Luke ignored the sudden and narrow break in Walter’s curtains as he started up the steps to his duplex. His landlord’s prying nature didn’t concern him.
What did unsettle him was the ether-like miasma that was engulfing his world.
He had spent the past two hours sitting in Kolter’s with his father and Ben, speculating about potential connections between Kate and the dead children. They had come up empty-handed. While Zenavax’s work on a malaria vaccine provided a conceivable link — it was possible that the company might conduct clinical tests in that region of the world — his father had pointed out that it was an exceedingly thin thread. Guatemala was an unlikely choice for such testing given the relatively low incidence of malaria in that country.
Luke had gotten lost in the esoteric exchange between his father and Ben about alphaviruses, but ultimately that theory led to a similar dead end. The selective tissue destruction evident in both children looked nothing like the indiscriminate and generalized toxicity that Elmer had encountered with his initial flu vaccine prototype.
Just as Luke reached the top of his steps, a rattling sound interrupted his thoughts.
He spun around and saw his neighbor positioning a trash bin alongside the curb.
Luke turned back, unlocked the front door, and shoved it open with his shoulder.
Calderon dropped onto the rubber mat and lifted the buttstock of his rifle. He set the magnification to give him a full view of the target area, and aligned his eye with the optical axis of the scope so that his pupil was exactly two and one-quarter inches from the eyepiece.
A figure flashed across the southernmost window.
He placed the stock of the rifle back down on the mat and grabbed the infrared range finder, focusing on the window frame where the figure had appeared a second ago: 211.2 meters.
The room looked as if it had a depth of about three meters. He set the range on his Leupold to 212 meters. He wouldn’t take the shot if the target was standing more than one meter from the window.
Calderon drew the stock of the rifle into his shoulder again, cinched the sling tighter, and reacquired the window with the crosshairs. He worked the windage and elevation knobs on his scope. When everything was set just as he wanted it, he ran the bolt, waggled the fingers of his right hand in a piano-playing motion, then placed his right thumb through the hole in the butt stock.
He sighted the window again, fighting to restrain the exhilaration that raced through him like an electrical current.
His breathing slowed. Rolling waves of relaxation slackened the muscles in his torso and arms. When he was calmed, he looped his index finger inside the trigger guard.

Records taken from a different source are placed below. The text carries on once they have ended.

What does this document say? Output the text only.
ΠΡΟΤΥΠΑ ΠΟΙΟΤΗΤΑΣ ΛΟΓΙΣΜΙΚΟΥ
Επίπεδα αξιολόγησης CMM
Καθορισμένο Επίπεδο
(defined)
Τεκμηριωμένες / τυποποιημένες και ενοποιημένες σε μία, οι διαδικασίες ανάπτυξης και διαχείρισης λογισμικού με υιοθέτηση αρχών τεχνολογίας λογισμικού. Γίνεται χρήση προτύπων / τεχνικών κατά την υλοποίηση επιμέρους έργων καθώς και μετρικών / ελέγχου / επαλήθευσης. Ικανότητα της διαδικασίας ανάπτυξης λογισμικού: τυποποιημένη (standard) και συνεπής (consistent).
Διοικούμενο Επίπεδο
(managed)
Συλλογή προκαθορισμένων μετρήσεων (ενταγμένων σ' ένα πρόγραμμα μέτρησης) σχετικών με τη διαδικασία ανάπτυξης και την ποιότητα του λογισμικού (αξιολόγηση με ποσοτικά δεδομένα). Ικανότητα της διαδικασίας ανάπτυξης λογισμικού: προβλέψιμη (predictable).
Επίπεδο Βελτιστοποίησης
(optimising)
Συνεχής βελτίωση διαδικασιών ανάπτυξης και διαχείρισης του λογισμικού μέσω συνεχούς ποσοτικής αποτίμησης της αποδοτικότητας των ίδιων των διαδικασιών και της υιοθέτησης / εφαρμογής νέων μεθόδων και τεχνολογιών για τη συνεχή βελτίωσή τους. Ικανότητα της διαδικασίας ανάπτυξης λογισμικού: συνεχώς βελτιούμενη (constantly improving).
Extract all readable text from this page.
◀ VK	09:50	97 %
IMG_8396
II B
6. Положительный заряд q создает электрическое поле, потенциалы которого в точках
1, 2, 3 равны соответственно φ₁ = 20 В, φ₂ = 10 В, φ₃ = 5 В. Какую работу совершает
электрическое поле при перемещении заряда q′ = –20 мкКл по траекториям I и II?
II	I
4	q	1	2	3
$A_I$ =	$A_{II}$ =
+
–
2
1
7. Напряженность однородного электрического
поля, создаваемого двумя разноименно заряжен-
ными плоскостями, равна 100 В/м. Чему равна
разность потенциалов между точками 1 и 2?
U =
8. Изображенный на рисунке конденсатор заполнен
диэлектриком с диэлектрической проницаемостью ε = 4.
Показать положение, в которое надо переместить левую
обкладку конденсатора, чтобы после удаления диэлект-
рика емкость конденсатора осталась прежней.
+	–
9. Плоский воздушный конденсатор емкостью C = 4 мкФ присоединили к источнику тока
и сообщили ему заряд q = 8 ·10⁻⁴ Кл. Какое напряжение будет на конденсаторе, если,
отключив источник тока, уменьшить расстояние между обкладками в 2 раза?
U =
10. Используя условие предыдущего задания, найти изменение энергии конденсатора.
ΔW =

Once inside, Luke quickly checked the carpeting under all three windows along the rear of his apartment, the naps of which he had brushed smooth before leaving that afternoon. Then he went into the kitchen and inspected the mat under the door that led onto the upper deck.
There were no shoeprint outlines.
The disquiet in his world was turning into a low rumble, but he knew that part of the turmoil was of his own making. In one brief moment, he had done more to help Erickson’s legal case than anything the football player’s minions could have plotted. Now they had a witness who could testify to his aggressive nature.
He had played right into their hands.
But what troubled him even more was the realization that he had wanted to hurt Erickson’s investigator. Old instincts — violent instincts — had overtaken him without a struggle. He had allowed it to happen, and that truth didn’t sit well.
Luke walked into the living room, clicked the TV remote as he dropped onto the couch, and started flipping through the channels in search of a distraction.